There's a lot packed into the seal at the center of Minnesota's state flag, including a painful reminder for many Indigenous Minnesotans.
Legislators have long contemplated an overhaul of the flag to bring it in line with the simple, bold designs of states such as Colorado and Maryland. But 2023 appears likely to be the year they jump-start that work, creating a committee to come up with Minnesota's new emblem.
"This seal is outdated. It does not portray our state in a positive light. I think this is the year that we will get it done," said Sen. Mary Kunesh, DFL-New Brighton, who is pushing a bill to change the flag and seal, which dates to 1858.
Upper Sioux Community Tribal Chair Kevin Jensvold has pressed three governors for the change. The scene flying on blue flags across Minnesota tells the story of European settlers forcing Native Americans from their homeland, he told senators last week.
"It shows the divisiveness that shouldn't exist. It shows a gun that's going to enforce that divisiveness," Jensvold said. "If you take a poll of most people in the world and you showed them a picture of that sort, they would say that's not comforting or welcoming,"
Lee Herold, owner of Herold Flags in Rochester, has been trying to redo Minnesota's flag for an even longer time. For more than three decades, he has run into political gridlock and two big problems: "People don't understand flags, and they don't like change."
This year seems different.
"There's actual enthusiasm this year. When I started there wasn't much enthusiasm," said Herold, the past secretary of the North American Vexillological Association, which bills itself as the world's biggest organization of flag enthusiasts and scholars.
The group has five basic principles of good flag design. It should be simple and distinctive, with meaningful symbolism, two or three basic colors and no letters or seals. A memorable design can help promote Minnesota and boost business, Herold said.
Minnesota's flag doesn't even come close, in his view.
"It's identical to 20 other flags that basically slapped the seal on a blue background. … It fails basically every principle of flag design," said Rep. Mike Freiberg, DFL-Golden Valley, the House sponsor of the bill. "It's offensive, frankly. And I think we can do so much better both on our seal and on our flag."
Freiberg said he's a fan of the design Herold and another Minnesotan, William Becker, have been pushing for years.
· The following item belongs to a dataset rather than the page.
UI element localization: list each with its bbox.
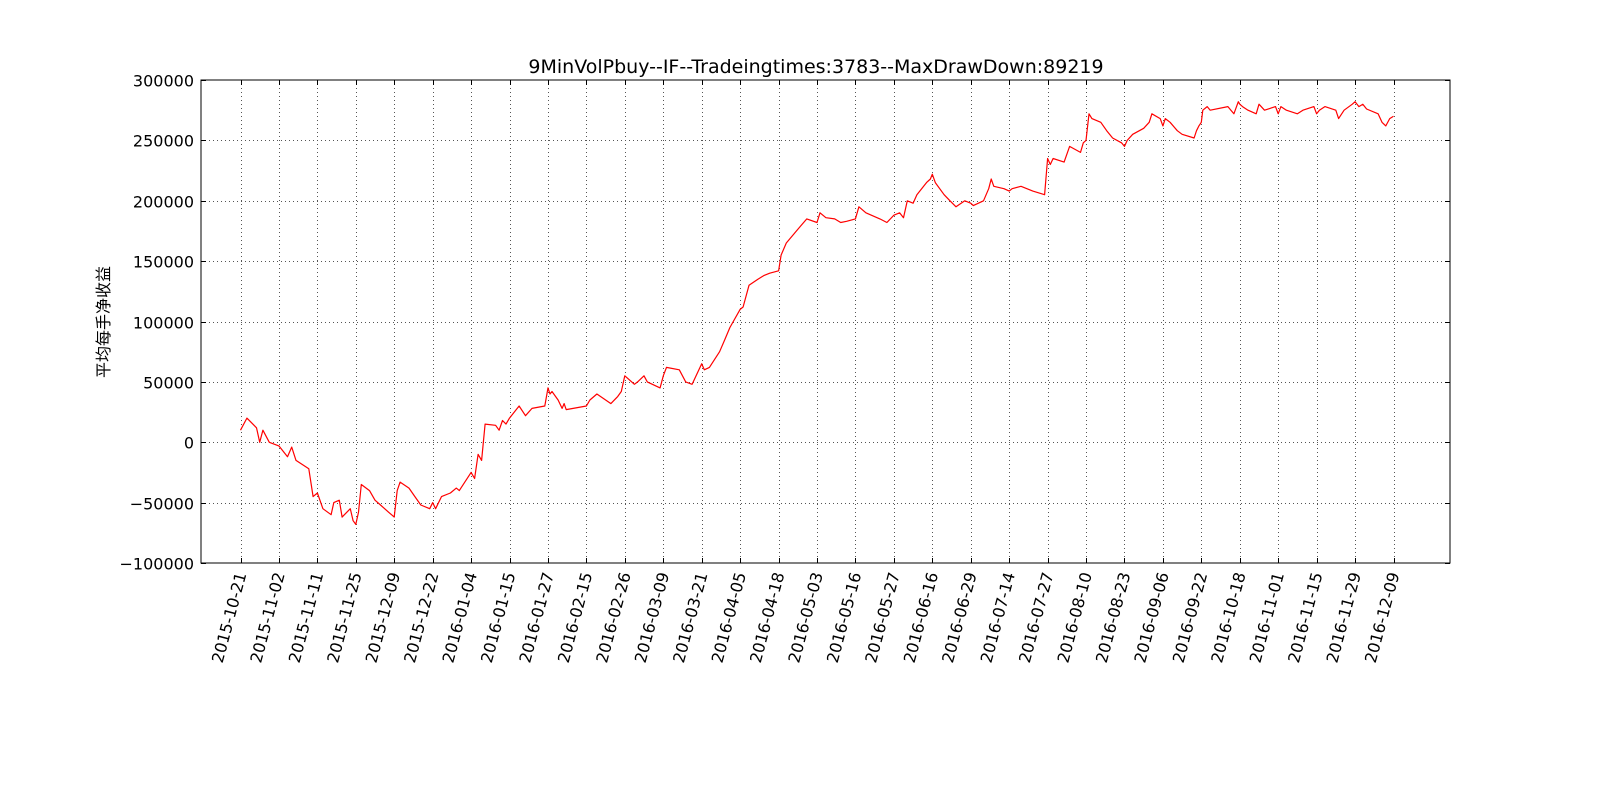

Dubbed the "North Star Flag," it features a gold star and blue above a wavy horizon of green.
But he said design responsibility should lie with the proposed State Emblems Redesign Commission, which would include members ranging from legislators to the executive director of the Minnesota Historical Society to the chair of the Minnesota Arts Board and the tourism bureau executive. It would also have members representing Latino, African American, Asian American and Pacific Islander, Dakota and Ojibwe communities.
That makeup stirred debate at a recent Capitol hearing, where Sen. John Jasinski, R-Faribault, questioned why various European groups aren't represented.
"I don't see inclusion in the board," he said.
Another GOP senator, Steve Drazkowski of Mazeppa, disagreed with others' interpretations of the scene on the flag. He said he sees "two individuals co-existing," adding that they would lose historical context if they were shifted to a more modern design.
Kunesh, however, read a poem by the wife of a man who designed the seal that opens with, "Give way, give way young warrior, / Thou and thy steed give way," and goes on to say, "The rocky bluff and prairie land / The white man claims them now, / The symbols of his course are here, / The rifle, axe and plough."
She doesn't plan to expand the proposed committee. With Democrats holding full control of the Legislature and governor's office, GOP concerns are unlikely to derail the bill.
The commission would hold meetings, gather public input and recommend new flag and seal designs by January 2024. The legislation requires lawmakers' approval next year and says new designs would be implemented in May 2025, but Freiberg said legislators are considering automatically making the commission's designs official in May 2024.